Rights enjoyed by the poor cottagers in the eighteenth century were mainly to do with the commons and the Park. These rights were regulated by the Court Leet - rules issued in 1802 relate to horses and cattle in Sutton Park, digging peat for fuel, gathering dead wood for cooking fires, taking gravel and making saw-pits, and “Cottagers may have not more than fifteen and servants not more than six sheep upon the commons”. There was a proposal to enclose the commons in 1778 which was strongly opposed - one of the protest songs was the lament of a poor widow whose livelihood depended on the commons, beginning “My ewes are few”.
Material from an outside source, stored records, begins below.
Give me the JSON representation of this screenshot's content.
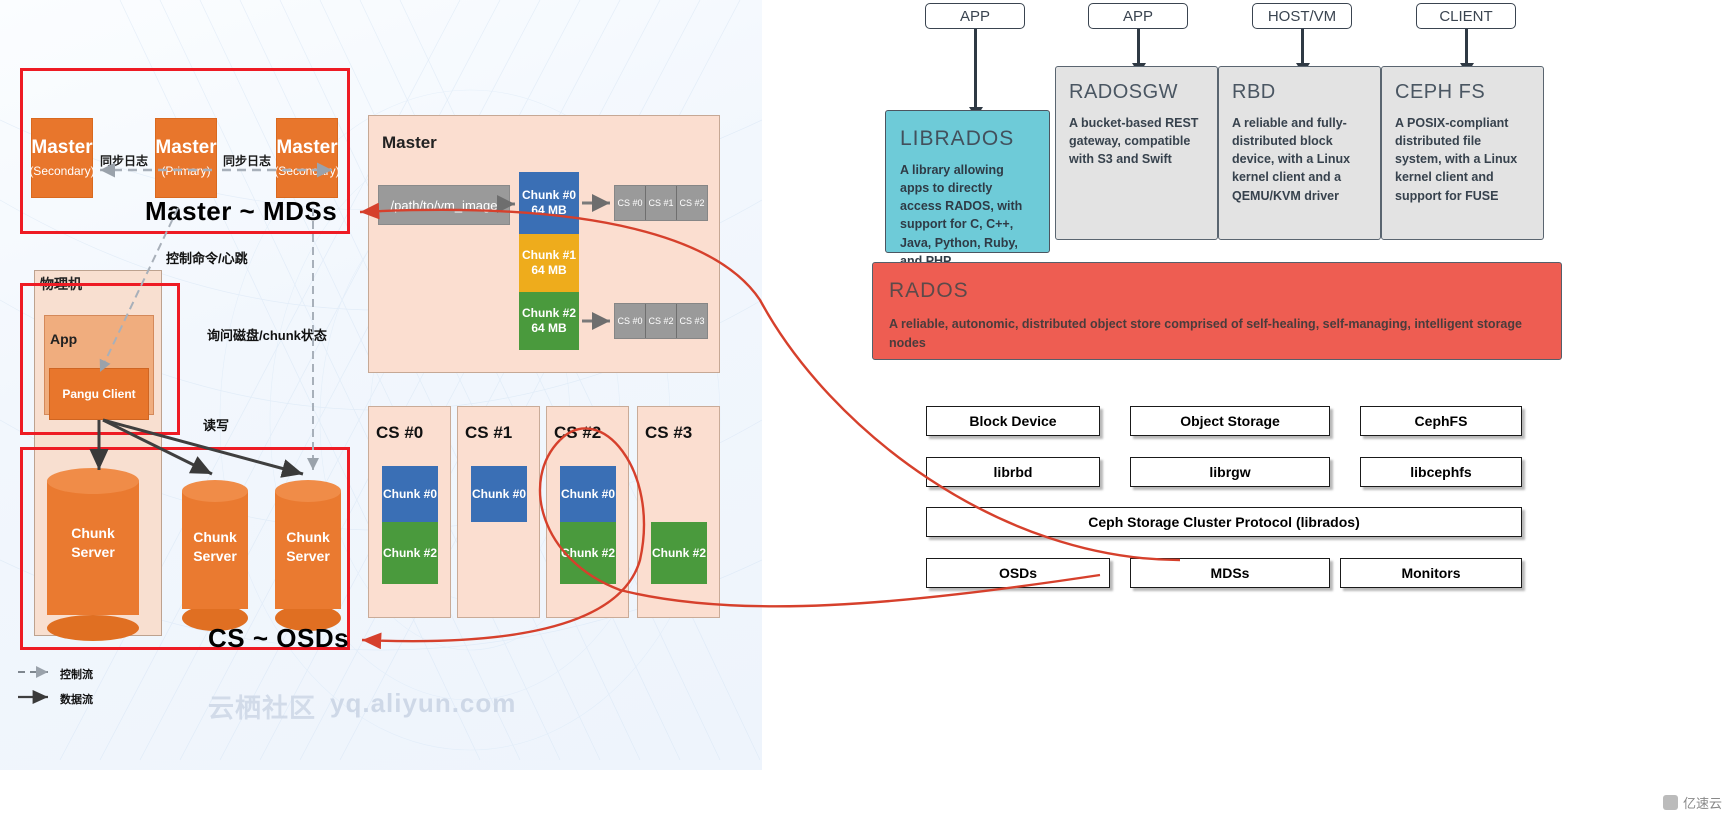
{
  "left": {
    "title_master_group": "Master ~ MDSs",
    "title_cs_group": "CS ~ OSDs",
    "masters": [
      {
        "name": "Master",
        "role": "(Secondary)"
      },
      {
        "name": "Master",
        "role": "(Primary)"
      },
      {
        "name": "Master",
        "role": "(Secondary)"
      }
    ],
    "sync_labels": [
      "同步日志",
      "同步日志"
    ],
    "flow_labels": {
      "control": "控制命令/心跳",
      "query": "询问磁盘/chunk状态",
      "rw": "读写"
    },
    "host": {
      "label": "物理机",
      "app_label": "App",
      "client_label": "Pangu Client"
    },
    "chunk_servers": [
      {
        "line1": "Chunk",
        "line2": "Server"
      },
      {
        "line1": "Chunk",
        "line2": "Server"
      },
      {
        "line1": "Chunk",
        "line2": "Server"
      }
    ],
    "legend": [
      {
        "style": "dashed",
        "label": "控制流"
      },
      {
        "style": "solid",
        "label": "数据流"
      }
    ],
    "master_panel": {
      "title": "Master",
      "path_label": "/path/to/vm_image",
      "chunks": [
        {
          "name": "Chunk #0",
          "size": "64 MB",
          "color": "#3a6fb5"
        },
        {
          "name": "Chunk #1",
          "size": "64 MB",
          "color": "#eeac1c"
        },
        {
          "name": "Chunk #2",
          "size": "64 MB",
          "color": "#4a9a3d"
        }
      ],
      "replica_rows": [
        {
          "for_chunk": "Chunk #0",
          "servers": [
            "CS #0",
            "CS #1",
            "CS #2"
          ]
        },
        {
          "for_chunk": "Chunk #2",
          "servers": [
            "CS #0",
            "CS #2",
            "CS #3"
          ]
        }
      ]
    },
    "cs_columns": [
      {
        "title": "CS #0",
        "chunks": [
          {
            "label": "Chunk #0",
            "color": "#3a6fb5"
          },
          {
            "label": "Chunk #2",
            "color": "#4a9a3d"
          }
        ]
      },
      {
        "title": "CS #1",
        "chunks": [
          {
            "label": "Chunk #0",
            "color": "#3a6fb5"
          }
        ]
      },
      {
        "title": "CS #2",
        "chunks": [
          {
            "label": "Chunk #0",
            "color": "#3a6fb5"
          },
          {
            "label": "Chunk #2",
            "color": "#4a9a3d"
          }
        ]
      },
      {
        "title": "CS #3",
        "chunks": [
          {
            "label": "Chunk #2",
            "color": "#4a9a3d"
          }
        ]
      }
    ],
    "watermark": "云栖社区",
    "watermark_url": "yq.aliyun.com"
  },
  "right": {
    "clients": [
      "APP",
      "APP",
      "HOST/VM",
      "CLIENT"
    ],
    "librados": {
      "title": "LIBRADOS",
      "body": "A library allowing apps to directly access RADOS, with support for C, C++, Java, Python, Ruby, and PHP"
    },
    "cards": [
      {
        "title": "RADOSGW",
        "body": "A bucket-based REST gateway, compatible with S3 and Swift"
      },
      {
        "title": "RBD",
        "body": "A reliable and fully-distributed block device, with a Linux kernel client and a QEMU/KVM driver"
      },
      {
        "title": "CEPH FS",
        "body": "A POSIX-compliant distributed file system, with a Linux kernel client and support for FUSE"
      }
    ],
    "rados": {
      "title": "RADOS",
      "body": "A reliable, autonomic, distributed object store comprised of self-healing, self-managing, intelligent storage nodes"
    },
    "stack": {
      "row1": [
        "Block Device",
        "Object Storage",
        "CephFS"
      ],
      "row2": [
        "librbd",
        "librgw",
        "libcephfs"
      ],
      "protocol": "Ceph Storage Cluster Protocol (librados)",
      "row3": [
        "OSDs",
        "MDSs",
        "Monitors"
      ]
    },
    "brand": "亿速云"
  },
  "colors": {
    "accent_red": "#ee1b24",
    "orange": "#e8762c",
    "cyan": "#6ecbd8",
    "rados_red": "#ee5d52",
    "arrow_red": "#d6402c"
  }
}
Cottagers were entitled, along with everybody else, to a lot acre, a small field on the common where crops could be grown, and most of them had some geese and a pig, but their main income was from their wages as labourers or from cottage industries such as weaving and nail-making. In 1677 Edward Dickman of Hill Hook was sometimes in need of parish relief when there was no work for him as a miller, but usually he could get by thanks to the horses he kept in Sutton Park and his flock of twenty-five sheep on the commons.
Edward Dickman was one of 124 Sutton householders who were exempt from paying the Hearth Tax in 1674 year because of their poverty. Most of them lived in cottages with just one hearth; of the 183 households which did pay the tax, 75 had just one hearth, so their houses may have been little better than cottages. By 1721 the number of families had increased from 310 in 1674 to 360, 114 of them being cottagers.
Generally, cottages were built on waste ground, with an annual rent payable to the Corporation. By the eighteenth century many of the larger farms employed full-time farm workers living in nearby cottages, often built of brick to a better standard, such as Fairview Cottages which stood until recently opposite Fairview Farm in Bulls Lane.